Port-Soudan

Publié le 19 décembre 2009 par Araucaria


Ce livre m'avait été offert en 1994 par mon mari, parti à Paris pour un stage ou autre raison professionnelle. Olivier Rolin venait d'obtenir le prix Femina pour "Port-Soudan", belle façon de découvrir un auteur que je ne connaissais pas, et de partir à l'aventure en Afrique de l'est.
Olivier Rollin étant l'auteur de la superbe préface du roman, "Le Quart", de Nikos Kavvadias, il était normal que je lui accorde un billet pour son livre Port-Soudan, lieu où nous sommes restés à quai avec le Phytéas et son équipage de Céphaloniens.
Port-Soudan. "C'est à Port-Soudan que j'ai appris la mort de A. Les hasards de la poste dans ces pays firent que la nouvelle m'en parvint assez longtemps après que mon ami eut cessé de vivre. Un fonctionnaire déguenillé, défiguré par la lèpre, porteur d'un gros revolver noir dont l'étui était noué à la ceinture par une lanière de fouet de buffle tressé, me remit la lettre vers la fin du jour. Son visage sans lèvres, aux oreilles en crêtes de coq, était un perpétuel ricanement. On eût dit son corps sculpté dans le bois sardonique d'une danse macabre. Comme presque tous ceux qui survivaient dans la ville, son office principal était d'ailleurs le racket et l'assassinat. Comment s'était-il procuré le pli, je l'ignore. Peut-être l'avait-il volé à la Mort elle-même."
Le soleil rouge et tremblant comme ma main baissait sur le grand corps tremblant de l'Afrique. Une brume rayonnante brouillait les toits de tôle et de parpaings, hérissés de réservoirs d'eau, de Port-Soudan. Ces petites tourelles dont le crépuscule ultraviolet découpait les silhouettes noires faisaient ressembler la ville, en cette fin du jour, à un camp romain que la ruine de l'empire eût oublié sur les bords de la mer Rouge, ou à une colonie pénitentiaire cernée de miradors. (...)
A Port-Soudan, le crépuscule obéissait à un rituel immuable. Un bref instant les toits, les ombrelles légères des arbres, les rinceaux des palmes, comme portés à incandescence par la chaleur accumulée du jour, laissaient fuser des flammes où dansaient les couleurs les plus violentes d'oxydes et de sulfures. (...)

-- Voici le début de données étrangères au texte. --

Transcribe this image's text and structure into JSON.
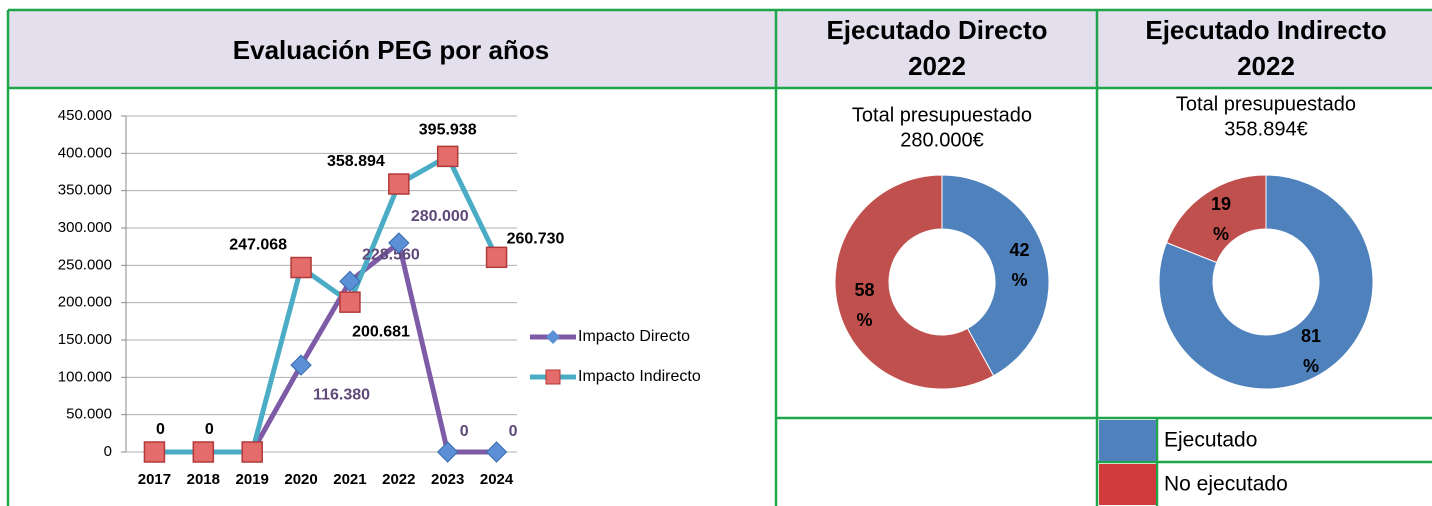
{
  "headers": [
    [
      "Evaluación PEG por años"
    ],
    [
      "Ejecutado Directo",
      "2022"
    ],
    [
      "Ejecutado Indirecto",
      "2022"
    ]
  ],
  "chart_data": [
    {
      "type": "line",
      "categories": [
        "2017",
        "2018",
        "2019",
        "2020",
        "2021",
        "2022",
        "2023",
        "2024"
      ],
      "series": [
        {
          "name": "Impacto Directo",
          "color": "#7d5ba6",
          "marker_color": "#5b8fd6",
          "values": [
            0,
            0,
            0,
            116380,
            228560,
            280000,
            0,
            0
          ],
          "value_labels": [
            null,
            null,
            null,
            "116.380",
            "228.560",
            "280.000",
            "0",
            "0"
          ]
        },
        {
          "name": "Impacto Indirecto",
          "color": "#4bacc6",
          "marker_color": "#e46c6a",
          "values": [
            0,
            0,
            0,
            247068,
            200681,
            358894,
            395938,
            260730
          ],
          "value_labels": [
            "0",
            "0",
            null,
            "247.068",
            "200.681",
            "358.894",
            "395.938",
            "260.730"
          ]
        }
      ],
      "ylim": [
        0,
        450000
      ],
      "yticks": [
        0,
        {
          "value": 50000,
          "label": "50.000"
        },
        {
          "value": 100000,
          "label": "100.000"
        },
        {
          "value": 150000,
          "label": "150.000"
        },
        {
          "value": 200000,
          "label": "200.000"
        },
        {
          "value": 250000,
          "label": "250.000"
        },
        {
          "value": 300000,
          "label": "300.000"
        },
        {
          "value": 350000,
          "label": "350.000"
        },
        {
          "value": 400000,
          "label": "400.000"
        },
        {
          "value": 450000,
          "label": "450.000"
        }
      ],
      "grid": true,
      "legend": "right"
    },
    {
      "type": "donut",
      "subtitle": [
        "Total presupuestado",
        "280.000€"
      ],
      "categories": [
        "Ejecutado",
        "No ejecutado"
      ],
      "values": [
        42,
        58
      ],
      "value_labels": [
        "42 %",
        "58 %"
      ],
      "colors": [
        "#4f81bd",
        "#c0504d"
      ]
    },
    {
      "type": "donut",
      "subtitle": [
        "Total presupuestado",
        "358.894€"
      ],
      "categories": [
        "Ejecutado",
        "No ejecutado"
      ],
      "values": [
        81,
        19
      ],
      "value_labels": [
        "81 %",
        "19 %"
      ],
      "colors": [
        "#4f81bd",
        "#c0504d"
      ],
      "legend_colors": [
        "#4f81bd",
        "#d13b3b"
      ]
    }
  ]
}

J'ai dit, je crois, qu'on ne s'échouait pas plus à Port-Soudan qu'ailleurs. C'était façon de parler, et pas très exacte, car à la vérité le récif de corail alentour était hérissé d'épaves. On n'en comptait pas moins de deux sur North Towartit Reef, que les Français nomment Silayet, trois dans le voisinage du phare d'entrée, une sur Protector Reef, un peu plus au sud, sans parler de l'Umbria, dont la coque bourrée d'explosifs affleurait, bossoirs au ras de l'eau, à un mille dans le nord-nord-est du phare sud de Wingate Reef. Ces monuments rongés de rouille, que la mer, en s'y fracassant, environnait d'arcs-en-ciel, semblaient dessiner une ligne de forts très anciens protégeant les atterrages d'une ville morte.
J'ai toujours aimé les épaves, elles sont mes vanités. Je fréquentais aussi souvent que je le pouvais celles qui montaient la garde devant les toits, les silos, les grues, les pylônes de TSF de Port-Soudan estompés dans les lointains où l'air flambait. La houle, emplissant puis vidant ces châteaux de tôle, faisait une musique étrange et barbare, composée de râles, de sifflements, de borborygmes, de bruits de succion rythmés par des chocs sourds. Des murènes nageaient souplement dans l'eau claire, déroulant en longs fouets tachetés leurs anneaux visqueux qu'elles lovaient bientôt au creux d'une machinerie, dardant vers la surface leur sorte de bec hérissé de lames de rasoir.
(...)
Olivier Rolin - Port-Soudan - Collection Fiction & Cie, SEUIL.